With the release of Michael Lewis' book, Flash Boys: A Wall Street Revolt, there has been something of a buzz around high frequency trading in the trading community.
In his latest book, Lewis argues that Wall Street is rigged and that a few companies are dominating the market in order to make a super-fast profit.
So what is high frequency trading?
In simple enough terms, high frequency trading (HFT) is the act of using advanced computers to jump in front of investors to transact a large number of orders at very fast speeds – often buying and selling at a fraction of a second - sometimes buying and selling at a profit of just one cent.
However, if you multiply this by the millions that they go through each day, then you can see where the financial incentive comes into it.
"But how do they do this?" I hear you scream.

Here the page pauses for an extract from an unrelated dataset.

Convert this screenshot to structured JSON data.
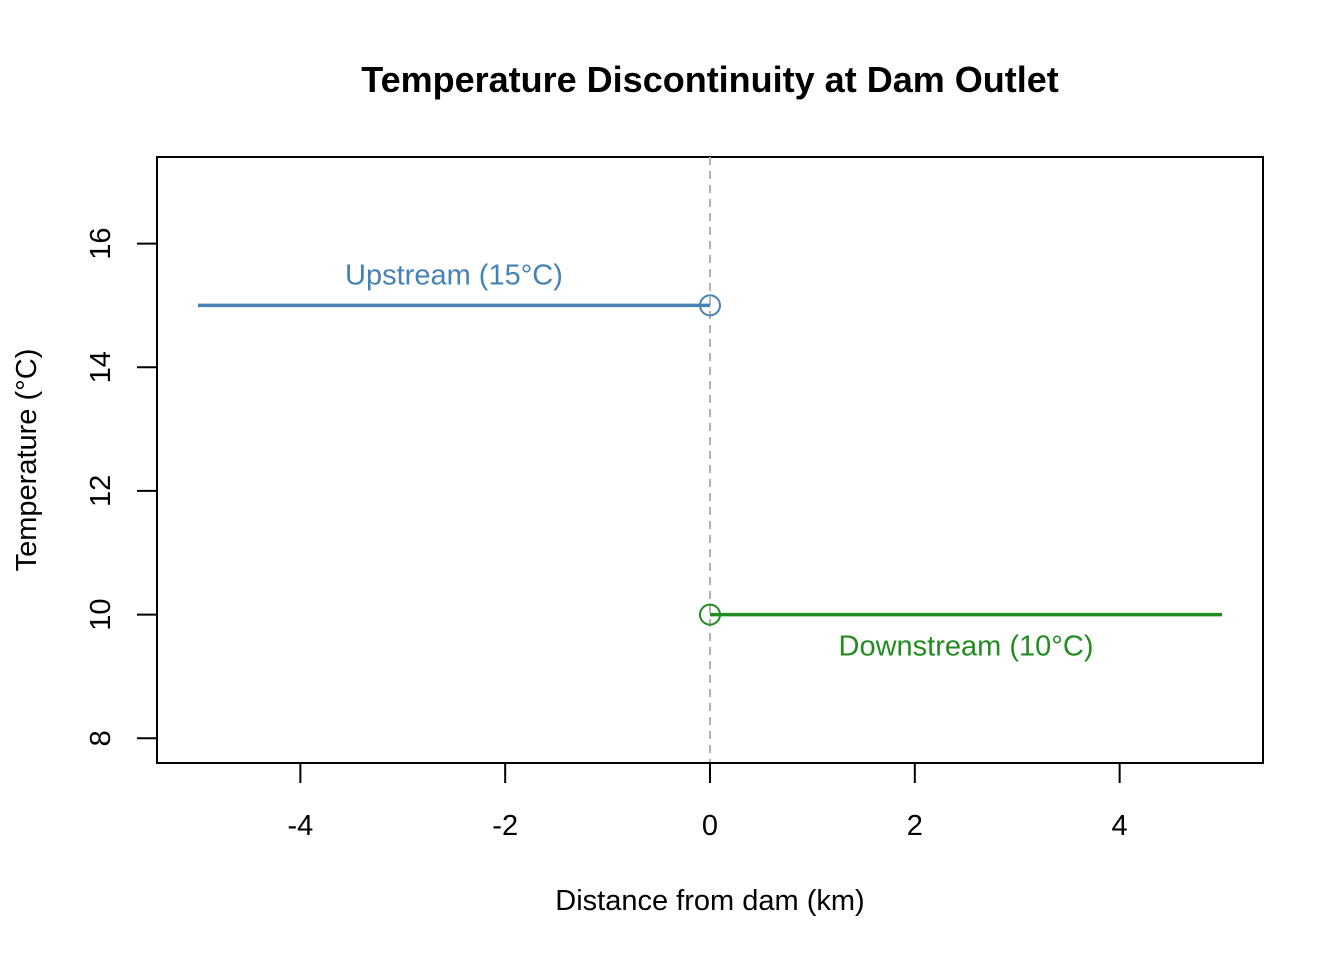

When a stock is ordered, it leaves downtown New York and goes to the Bats exchange servers in New Jersey. As the exchanges all connect to each other, the order then moves on to the servers of the New York Stock Exchange.
Lewis claims that with the use of expensive fibre optic lines, high frequency traders are able to get ahead of the regular buyers order, allowing them to profit from the knowledge of the prices in the slower feeds.
And this is where it starts to become a bit of a sticky topic.
Lewis alleges that high frequency traders are able to front run orders, meaning that they are able to buy in front of you, and then sell it on to you when you are ready to buy – sometimes without the buyer even knowing.
First come, first serve, right?
Well it's not quite that simple. Currently, there are only a few players in this field, but they dominate it, including British-based Algorates who were one of the first to employ the tactic.
However, as we all know too well, you can't always rely on computers.
In 2012, Knight Capital, which was a key component in the rise of HFT, accidentally deployed a test software code into a live environment.
Essentially the code was designed to move stock prices up and down in the hope of gaining a better insight into trading algorithms. When this was accidentally released, Knight's trading activities caused a major disruption in the prices of 148 companies on the NYSE.
This led to Knight Capital taking a pre-tax loss of a staggering $440m (£264m, €319m), lowering its shares by over 70%.
In an interview with 60 Minutes, Lewis alleged that a lone trader name Brad Katuyama had figured this out and was taking steps to create a more level playing field.
Katsuyama set up IEX, to combat this perceived abuse of the game, and proposes that outgoing messages should all arrive at the same time, and incoming orders should go through a "speed box" that slows them down so that everything arrives at the same time.
Michael Lewis' book Flash Boys: A Wall Street Revolt, was released today.